Monday, July 5, 2010

Invention, Innovation and Entrepreneurship

Working with startups I have the good fortune of dealing regularly with highly motivated energetic and imaginative people who feel a drive to change their world. To some the world is the immediate vicinity, to others it is the whole globe, but in all cases they all see themselves destined to make a big difference. Most, not all, hope to be well compensated for their novel contribution and hard work. Even in this specialized group, however, invention, innovation and entrepreneurship are frequently confused. There are standard dictionary definitions of each readily available, but their frequent interplay complicates things. Let's look at how:

Invention (Inv)
An invention is an idea developed by a person, the inventor.

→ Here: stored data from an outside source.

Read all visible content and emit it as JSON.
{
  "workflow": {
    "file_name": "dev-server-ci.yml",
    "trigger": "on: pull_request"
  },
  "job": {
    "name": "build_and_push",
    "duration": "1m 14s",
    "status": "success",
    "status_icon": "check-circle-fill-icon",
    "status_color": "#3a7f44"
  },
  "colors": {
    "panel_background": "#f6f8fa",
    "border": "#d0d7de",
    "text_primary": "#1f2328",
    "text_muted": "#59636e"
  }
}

To be recognized as such by the US PTO it requires 1. Novelty and 2.Non-obviousness to others skilled in the domain.  Note that there is no reference to usefulness, implementation, results, etc.

Innovation (Inn)
Is the process by which a useful outcome is obtained by a the implementation of either a new idea (an invention) or of an old idea in a new way or under new circumstances.  Note that invention is not  a requirement, but novelty of application, usefulness and most of all implementation are.

Entrepreneurship (Ent)
The activity of an entrepreneur: from its French root it implies starting something, particularly in business, taking risk for the outcome. Only initiative and risk taking a required, however common sense would also recommend a useful purpose that justifies the risk taking.  Neither invention nor innovation are required.  By this definition an entrepreneur could be one who opens a delicatessen selling the same products at the same prices and with the same level of service as the competition. So long as there is excess demand to be met the risk would be compensated by happy customers.  Growing from there would require innovation.

Most founders of startups I run into have some of all of the above. They are risk takers (Ent), they act (Ent) to achieve a useful purpose or meet a need (Inn, Ent) and they do so in a novel way (Inn) sometimes starting from a new idea (Inv), sometimes from a novel reshuffling of an old one (Inn)

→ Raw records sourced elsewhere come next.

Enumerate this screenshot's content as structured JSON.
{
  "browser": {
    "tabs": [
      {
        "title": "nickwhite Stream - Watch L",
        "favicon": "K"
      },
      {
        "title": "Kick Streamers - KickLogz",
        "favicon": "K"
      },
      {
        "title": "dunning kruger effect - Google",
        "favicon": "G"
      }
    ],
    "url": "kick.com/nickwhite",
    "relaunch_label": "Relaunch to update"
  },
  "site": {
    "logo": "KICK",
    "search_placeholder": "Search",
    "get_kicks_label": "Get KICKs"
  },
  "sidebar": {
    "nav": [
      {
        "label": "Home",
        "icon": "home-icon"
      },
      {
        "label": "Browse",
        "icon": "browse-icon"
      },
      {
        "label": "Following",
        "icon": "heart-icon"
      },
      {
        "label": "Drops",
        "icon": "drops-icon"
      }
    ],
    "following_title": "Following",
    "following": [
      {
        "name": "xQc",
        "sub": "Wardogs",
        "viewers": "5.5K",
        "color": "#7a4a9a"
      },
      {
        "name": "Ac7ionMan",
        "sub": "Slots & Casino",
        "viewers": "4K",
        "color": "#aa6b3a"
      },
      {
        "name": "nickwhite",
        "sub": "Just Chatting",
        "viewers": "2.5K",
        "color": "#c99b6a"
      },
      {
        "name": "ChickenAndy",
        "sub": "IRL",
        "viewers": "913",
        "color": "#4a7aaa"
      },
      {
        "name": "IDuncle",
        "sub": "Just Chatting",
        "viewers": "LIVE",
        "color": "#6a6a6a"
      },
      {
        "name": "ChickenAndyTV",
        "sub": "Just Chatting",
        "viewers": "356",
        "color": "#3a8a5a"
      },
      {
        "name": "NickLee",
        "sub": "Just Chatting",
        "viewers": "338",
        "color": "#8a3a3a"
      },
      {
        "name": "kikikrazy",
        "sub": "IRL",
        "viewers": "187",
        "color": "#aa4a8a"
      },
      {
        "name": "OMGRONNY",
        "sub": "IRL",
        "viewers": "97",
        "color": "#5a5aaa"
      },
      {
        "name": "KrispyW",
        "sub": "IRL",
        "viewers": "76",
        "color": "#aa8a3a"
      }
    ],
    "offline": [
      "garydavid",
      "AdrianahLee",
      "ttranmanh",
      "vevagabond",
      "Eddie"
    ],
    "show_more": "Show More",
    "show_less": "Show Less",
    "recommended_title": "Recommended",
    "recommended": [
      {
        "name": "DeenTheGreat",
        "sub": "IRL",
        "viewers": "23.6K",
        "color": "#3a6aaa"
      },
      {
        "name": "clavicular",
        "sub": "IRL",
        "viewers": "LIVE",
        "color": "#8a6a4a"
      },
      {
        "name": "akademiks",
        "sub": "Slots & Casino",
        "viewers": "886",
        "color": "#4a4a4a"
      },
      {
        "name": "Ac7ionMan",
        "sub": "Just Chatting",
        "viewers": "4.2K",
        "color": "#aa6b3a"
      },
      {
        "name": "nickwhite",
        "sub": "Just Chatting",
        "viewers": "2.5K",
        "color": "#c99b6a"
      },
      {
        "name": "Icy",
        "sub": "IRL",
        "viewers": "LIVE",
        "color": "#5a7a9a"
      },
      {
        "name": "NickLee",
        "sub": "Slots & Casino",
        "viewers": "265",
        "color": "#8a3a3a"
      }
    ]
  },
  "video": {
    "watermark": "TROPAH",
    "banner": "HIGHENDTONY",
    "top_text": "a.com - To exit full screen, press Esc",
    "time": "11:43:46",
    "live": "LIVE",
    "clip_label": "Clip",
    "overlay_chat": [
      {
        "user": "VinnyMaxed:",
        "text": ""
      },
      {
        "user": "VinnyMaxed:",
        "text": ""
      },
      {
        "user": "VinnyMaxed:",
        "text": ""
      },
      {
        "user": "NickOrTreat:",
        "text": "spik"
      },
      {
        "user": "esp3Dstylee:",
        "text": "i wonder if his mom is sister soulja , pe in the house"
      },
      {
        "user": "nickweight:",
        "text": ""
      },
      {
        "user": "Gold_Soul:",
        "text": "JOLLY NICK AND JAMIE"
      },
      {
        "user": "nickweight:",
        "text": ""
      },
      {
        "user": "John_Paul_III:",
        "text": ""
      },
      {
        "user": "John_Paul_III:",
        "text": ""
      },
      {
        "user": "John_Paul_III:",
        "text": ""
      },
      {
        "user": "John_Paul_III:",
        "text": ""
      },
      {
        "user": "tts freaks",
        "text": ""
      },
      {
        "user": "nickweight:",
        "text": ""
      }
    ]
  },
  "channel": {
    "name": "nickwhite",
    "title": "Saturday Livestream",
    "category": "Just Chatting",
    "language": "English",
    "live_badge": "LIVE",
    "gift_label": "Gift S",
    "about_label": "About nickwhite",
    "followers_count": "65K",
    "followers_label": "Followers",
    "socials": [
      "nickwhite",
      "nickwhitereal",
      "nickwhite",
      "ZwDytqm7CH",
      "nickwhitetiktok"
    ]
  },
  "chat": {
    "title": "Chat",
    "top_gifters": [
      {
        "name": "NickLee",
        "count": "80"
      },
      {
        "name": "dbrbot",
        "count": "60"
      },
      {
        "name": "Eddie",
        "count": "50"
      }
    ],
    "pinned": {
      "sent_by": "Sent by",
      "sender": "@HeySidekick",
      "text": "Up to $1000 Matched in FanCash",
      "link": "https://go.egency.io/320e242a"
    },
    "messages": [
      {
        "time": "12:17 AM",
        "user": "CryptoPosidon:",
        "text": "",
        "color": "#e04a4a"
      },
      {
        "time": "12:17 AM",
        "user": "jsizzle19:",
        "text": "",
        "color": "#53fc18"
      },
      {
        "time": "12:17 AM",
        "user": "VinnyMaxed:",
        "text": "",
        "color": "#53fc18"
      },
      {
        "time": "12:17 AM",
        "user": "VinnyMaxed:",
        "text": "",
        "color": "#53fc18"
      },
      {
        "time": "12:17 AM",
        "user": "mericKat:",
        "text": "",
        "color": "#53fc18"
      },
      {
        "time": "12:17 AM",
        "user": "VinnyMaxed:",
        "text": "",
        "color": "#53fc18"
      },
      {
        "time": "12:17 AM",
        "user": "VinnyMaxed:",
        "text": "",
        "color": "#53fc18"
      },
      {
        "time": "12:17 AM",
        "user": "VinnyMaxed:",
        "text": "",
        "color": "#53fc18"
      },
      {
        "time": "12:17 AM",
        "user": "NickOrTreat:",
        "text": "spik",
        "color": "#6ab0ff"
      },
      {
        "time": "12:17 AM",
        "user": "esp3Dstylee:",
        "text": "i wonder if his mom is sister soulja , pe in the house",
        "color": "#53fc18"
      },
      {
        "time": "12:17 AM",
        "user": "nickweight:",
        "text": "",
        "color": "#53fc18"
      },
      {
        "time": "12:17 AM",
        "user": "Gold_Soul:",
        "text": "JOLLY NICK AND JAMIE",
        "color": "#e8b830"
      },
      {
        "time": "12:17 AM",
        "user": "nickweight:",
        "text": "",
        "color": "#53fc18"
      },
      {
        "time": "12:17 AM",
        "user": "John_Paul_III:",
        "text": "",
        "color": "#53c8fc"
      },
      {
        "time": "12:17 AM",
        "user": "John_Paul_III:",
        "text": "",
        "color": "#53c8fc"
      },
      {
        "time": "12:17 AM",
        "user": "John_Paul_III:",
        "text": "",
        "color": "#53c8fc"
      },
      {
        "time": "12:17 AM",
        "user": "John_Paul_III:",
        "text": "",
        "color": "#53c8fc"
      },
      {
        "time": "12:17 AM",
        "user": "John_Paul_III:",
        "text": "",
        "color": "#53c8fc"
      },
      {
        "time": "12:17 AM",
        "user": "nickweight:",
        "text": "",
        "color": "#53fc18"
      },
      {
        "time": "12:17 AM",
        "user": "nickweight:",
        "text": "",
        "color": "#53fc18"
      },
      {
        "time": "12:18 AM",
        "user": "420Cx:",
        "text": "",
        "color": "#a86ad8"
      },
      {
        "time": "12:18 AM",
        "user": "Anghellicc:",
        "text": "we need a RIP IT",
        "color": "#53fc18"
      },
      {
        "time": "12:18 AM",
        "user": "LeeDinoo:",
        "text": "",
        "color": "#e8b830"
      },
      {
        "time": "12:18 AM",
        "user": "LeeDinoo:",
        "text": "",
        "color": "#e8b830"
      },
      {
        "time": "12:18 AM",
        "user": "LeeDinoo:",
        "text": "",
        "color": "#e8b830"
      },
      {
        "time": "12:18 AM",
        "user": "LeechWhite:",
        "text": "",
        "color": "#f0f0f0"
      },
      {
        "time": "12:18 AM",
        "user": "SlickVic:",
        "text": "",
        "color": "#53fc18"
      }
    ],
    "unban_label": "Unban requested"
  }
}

With this in mind, some interesting businesses, inventions and entrepreneurs come to mind

Vannevar Bush
Bush in 1945 (yes '45) in an article "As We May Think" in The Atlantic Monthly conceptualized and defined the specifications of a personal information storage, retrieval and sharing machine, the Memex, remarkably similar to a today's  personal computing devices.  Note that he did so before the invention of transistors and ICs that made the digital age possible. Reading the referenced article, you may note that it all depended on photographic data compression.  Today's high density ICs still depend on the same principle, so Bush was correct in his extrapolation of the fundamental technology and only incomplete in the details of the ovolution. This example begs the question of how much do we recognize something as today's innovation only because of short memories.

Zappos
Zappos is frequently and justly touted as having developed a fanatic level of customer service. It is a correct assessment but only relative to on-line retailing. Anyone who dealt with Nordstrom in Seattle around 1970 (interestingly also a shoe retailer in its beginnings), would instantly recognize the same fanatic commitment to service that built their retailing empire. To wit a story reported by the Seattle papers of a sales clerk running out of Nordstrom to buy from a store next door something a customer wanted but not carried by Nordstrom. Without taking anything away from Zappos this example again begs the question of how much do we recognize something as today's innovation only because of short memories.

Cloud Computing
This new holly grail of the information age is a "whole new concept", invention and innovation only to those that began computing in the desktop PC age (the Computing Mesozoic).  Any remaining survivors, Homo Calculans, of the computing stone age (the Computing Paleozoic) will recall IBM's TSO (Time Sharing Option).  In its day a new concept, TSO promised, and largely delivered, ultra-flexible access to computing resources, centrally managed and backed up, capacity seemlessly reconfigured by the Wizards of Armonk to give us, Homo Calculans, ready access (through monitor-less teletype terminals) to the day's "Software Services" (SaS).  The services included pre-Visicalc/Supercalc/Lotus/Quattro/Excel simulation wonders and other similar wizardry.  Then the Federal Trade Commission mandated the end of SaS and a new age dawned. On the carcass of TSO Honeywell, CDC, Amdhal came to feed.  Eventually they succumbed to more nimble raptors: DEC, WANG, IBM-NASD, Prime, who in turn were hunted into extinction by the micro-raptors Apple, the CP/M herd, the Microsoft/Dell/Clones, IBM-PC/DOS and countless other breeds too small to note. And now the CellPhones and Pads are coming.  Few of the species were adaptable enough to come through the ages: IBM, HP and the endlessly adaptable software-jocks that live parasitic lives on any platform. In the end the logic at the foundation of TSO, like a dominant gene survived to see its day again.

We call all this evolution Innovation and Invention for good reason: in all its forms it is always novelty with purpose.  The  true constant, the DNA of it all, is in the entrepreneurs who have that special gene for taking risks with the purpose of doing something useful, to meet a need.  That will not change.